Nevermind, comment #9 works; apparently specifying "--exec-opt native.cgroupdriver" twice doesn't work and the second time (from OPTIONS) doesn't override the first option from /usr/lib/systemd/system/kubelet.service.
This message is a reminder that Fedora 28 is nearing its end of life. On 2019-May-28 Fedora will stop maintaining and issuing updates for Fedora 28. It is Fedora's policy to close all bug reports from releases that are no longer maintained. At that time this bug will be closed as EOL if it remains open with a Fedora 'version' of '28'. Package Maintainer: If you wish for this bug to remain open because you plan to fix it in a currently maintained version, simply change the 'version' to a later Fedora version. Thank you for reporting this issue and we are sorry that we were not able to fix it before Fedora 28 is end of life. If you would still like to see this bug fixed and are able to reproduce it against a later version of Fedora, you are encouraged change the 'version' to a later Fedora version prior this bug is closed as described in the policy above. Although we aim to fix as many bugs as possible during every release's lifetime, sometimes those efforts are overtaken by events. Often a more recent Fedora release includes newer upstream software that fixes bugs or makes them obsolete.
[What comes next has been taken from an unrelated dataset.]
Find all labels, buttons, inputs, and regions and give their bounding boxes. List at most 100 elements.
This bug is still alive and current on Fedora 29 and 30. We've had this workaround in our Cockpit tests for over a year now: sed -i 's/--cgroup-driver=systemd/--cgroup-driver=cgroupfs/' /etc/kubernetes/kubelet sed -i 's/native.cgroupdriver=systemd/native.cgroupdriver=cgroupfs/' /usr/lib/systemd/system/docker.service systemctl daemon-reload systemctl try-restart docker
I don't think docker is every going to get updated. Do you want to try with either cri-o or moby-engine (new docker, different package name) instead?
Docker has been removed from Fedora 31 totally. I think it is best to switch to moby engine for cockpit.
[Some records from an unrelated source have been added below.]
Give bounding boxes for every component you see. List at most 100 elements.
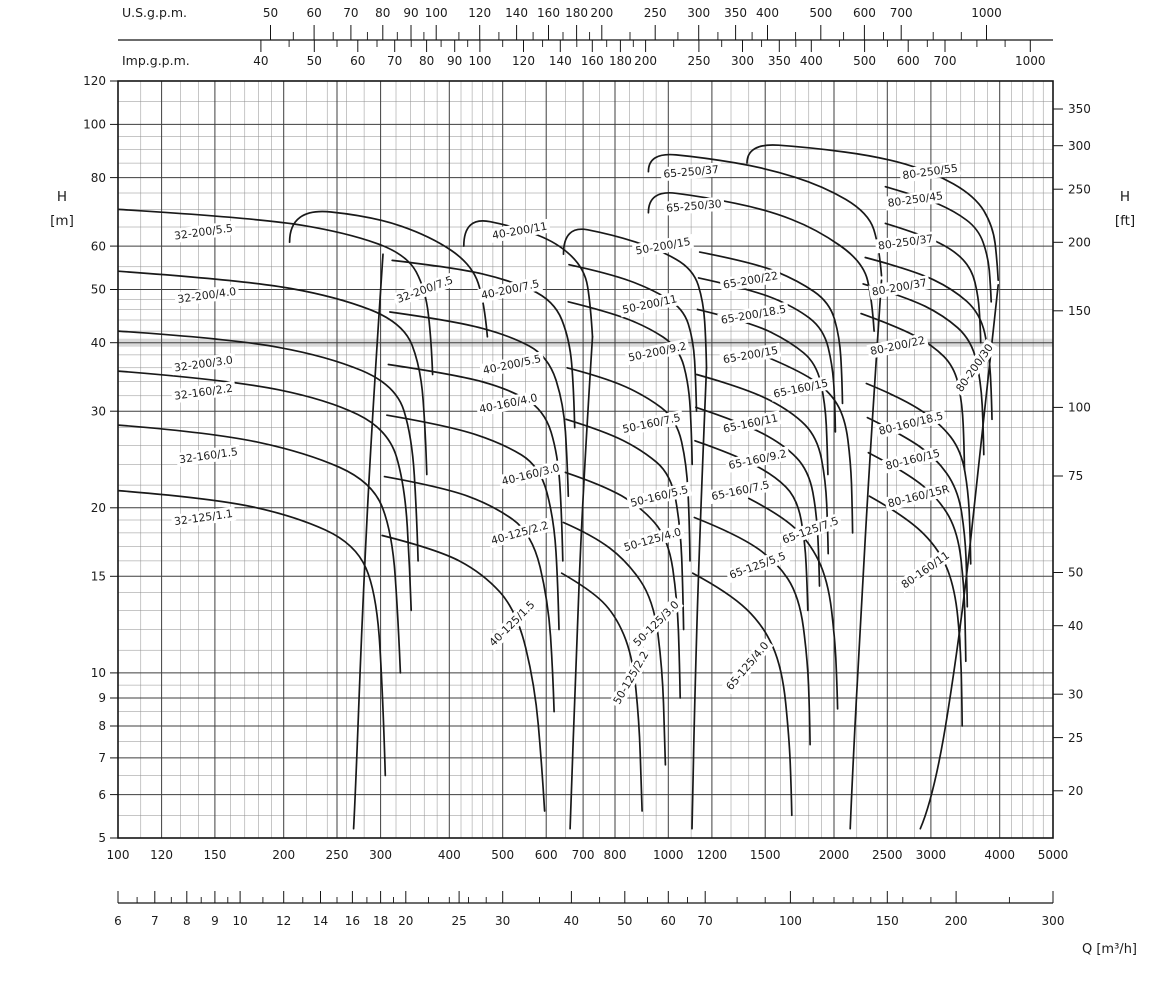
pump-curve-50-125/3.0 (562, 521, 667, 766)
plot-frame (117, 80, 1054, 839)
head-ft-axis-unit: [ft] (1115, 213, 1135, 229)
imp-gpm-tick-label: 120 (512, 54, 535, 68)
lmin-tick-label: 150 (203, 848, 226, 862)
head-ft-tick-label: 350 (1068, 102, 1091, 116)
head-ft-tick-label: 300 (1068, 139, 1091, 153)
pump-curve-label-group: 65-250/30 (663, 196, 725, 216)
pump-curve-65-125/5.5 (693, 516, 811, 746)
m3h-tick-label: 30 (495, 914, 510, 928)
pump-curve-label-bg (721, 636, 774, 695)
lmin-tick-label: 1000 (653, 848, 684, 862)
region-boundary (919, 283, 1000, 830)
pump-curve-label-bg (724, 446, 791, 474)
pump-curve-label-bg (628, 595, 684, 652)
pump-curve-label-bg (170, 220, 237, 244)
head-m-tick-label: 9 (98, 691, 106, 705)
head-m-tick-label: 8 (98, 719, 106, 733)
pump-curve-label-bg (896, 546, 955, 594)
pump-curve-label-bg (175, 444, 242, 468)
head-m-tick-label: 50 (91, 283, 106, 297)
imp-gpm-tick-label: 700 (934, 54, 957, 68)
pump-curve-65-250/30 (647, 191, 875, 332)
pump-curve-label-bg (619, 524, 686, 556)
pump-curve-label-group: 65-250/37 (660, 162, 722, 182)
pump-curve-label-bg (719, 410, 782, 437)
us-gpm-tick-label: 1000 (971, 6, 1002, 20)
pump-curve-40-160/4.0 (387, 363, 564, 562)
m3h-tick-label: 300 (1042, 914, 1065, 928)
pump-curve-40-200/11 (462, 220, 594, 338)
us-gpm-tick-label: 350 (724, 6, 747, 20)
pump-curve-label-bg (881, 445, 944, 474)
head-ft-tick-label: 100 (1068, 401, 1091, 415)
head-m-axis: 120 100 80 60 50 40 30 20 15 10 9 8 7 6 5 (83, 74, 118, 845)
head-ft-axis: 350 300 250 200 150 100 75 50 40 30 25 20 (1053, 102, 1091, 798)
pump-curve-label-bg (883, 481, 954, 512)
pump-curve-32-125/1.1 (117, 489, 387, 777)
imp-gpm-tick-label: 200 (634, 54, 657, 68)
head-m-tick-label: 7 (98, 751, 106, 765)
us-gpm-tick-label: 200 (590, 6, 613, 20)
lmin-tick-label: 4000 (984, 848, 1015, 862)
head-ft-tick-label: 75 (1068, 469, 1083, 483)
pump-curve-label-bg (170, 380, 237, 404)
pump-curve-80-160/11 (868, 495, 964, 727)
us-gpm-tick-label: 90 (403, 6, 418, 20)
pump-curve-label-bg (475, 389, 542, 417)
imp-gpm-tick-label: 60 (350, 54, 365, 68)
imp-gpm-tick-label: 90 (447, 54, 462, 68)
head-m-tick-label: 6 (98, 788, 106, 802)
pump-curve-50-125/2.2 (560, 572, 643, 812)
pump-curve-32-200/4.0 (117, 270, 428, 476)
pump-curve-label-bg (170, 506, 237, 529)
pump-curve-label-bg (618, 409, 685, 437)
head-ft-axis-symbol: H (1120, 189, 1130, 205)
m3h-tick-label: 9 (211, 914, 219, 928)
pump-curve-label-bg (777, 512, 843, 548)
lmin-tick-label: 5000 (1038, 848, 1069, 862)
m3h-tick-label: 60 (661, 914, 676, 928)
pump-curve-65-125/4.0 (691, 572, 793, 817)
imp-gpm-tick-label: 180 (609, 54, 632, 68)
lmin-tick-label: 120 (150, 848, 173, 862)
m3h-tick-label: 18 (373, 914, 388, 928)
lmin-tick-label: 800 (604, 848, 627, 862)
pump-curve-32-160/1.5 (117, 424, 402, 674)
pump-curve-label-bg (725, 548, 791, 584)
head-ft-tick-label: 50 (1068, 566, 1083, 580)
us-gpm-tick-label: 50 (263, 6, 278, 20)
pump-curve-label-bg (487, 517, 553, 549)
pump-curve-40-125/2.2 (383, 475, 555, 713)
m3h-tick-label: 8 (183, 914, 191, 928)
region-boundary (569, 335, 594, 830)
region-boundary (691, 366, 708, 830)
pump-curve-label: 65-250/37 (663, 163, 720, 181)
imp-gpm-tick-label: 250 (687, 54, 710, 68)
pump-curve-50-125/4.0 (564, 471, 682, 699)
lmin-tick-label: 500 (491, 848, 514, 862)
head-m-tick-label: 30 (91, 404, 106, 418)
pump-curve-65-125/7.5 (747, 497, 839, 710)
us-gpm-tick-label: 180 (565, 6, 588, 20)
pump-curve-80-200/22 (860, 312, 966, 471)
lmin-tick-label: 200 (272, 848, 295, 862)
us-gpm-tick-label: 100 (425, 6, 448, 20)
m3h-axis: 6 7 8 9 10 12 14 16 18 20 25 30 40 50 60 70 100 150 200 300 (114, 891, 1064, 928)
imp-gpm-tick-label: 140 (549, 54, 572, 68)
pump-curve-65-200/15 (696, 308, 829, 476)
pump-curve-label-bg (626, 481, 693, 511)
m3h-tick-label: 7 (151, 914, 159, 928)
pump-curve-label-bg (392, 272, 458, 308)
pump-curve-label: 65-250/30 (666, 197, 723, 215)
pump-curve-65-160/9.2 (694, 406, 821, 587)
us-gpm-tick-label: 70 (343, 6, 358, 20)
m3h-tick-label: 150 (876, 914, 899, 928)
pump-curve-label-bg (477, 276, 544, 304)
pump-curve-label-bg (866, 332, 929, 359)
us-gpm-axis-title: U.S.g.p.m. (122, 5, 187, 20)
head-m-axis-symbol: H (57, 189, 67, 205)
head-m-tick-label: 5 (98, 831, 106, 845)
pump-curve-50-200/11 (568, 263, 698, 413)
FTR, this isn't about cockpit, it's about the kubernetes package.
(In reply to Martin Pitt from comment #32) > FTR, this isn't about cockpit, it's about the kubernetes package. should we open a bug somewhere else?
> This bug is still alive and current on Fedora 29 and 30 Correction: Status is unknown (by me) on Fedora 30, as we dropped cockpit-kubernetes and thus don't try to install/run kubernetes on F30. So if we are the only ones to complain, I'm fine with leaving this closed. Thanks!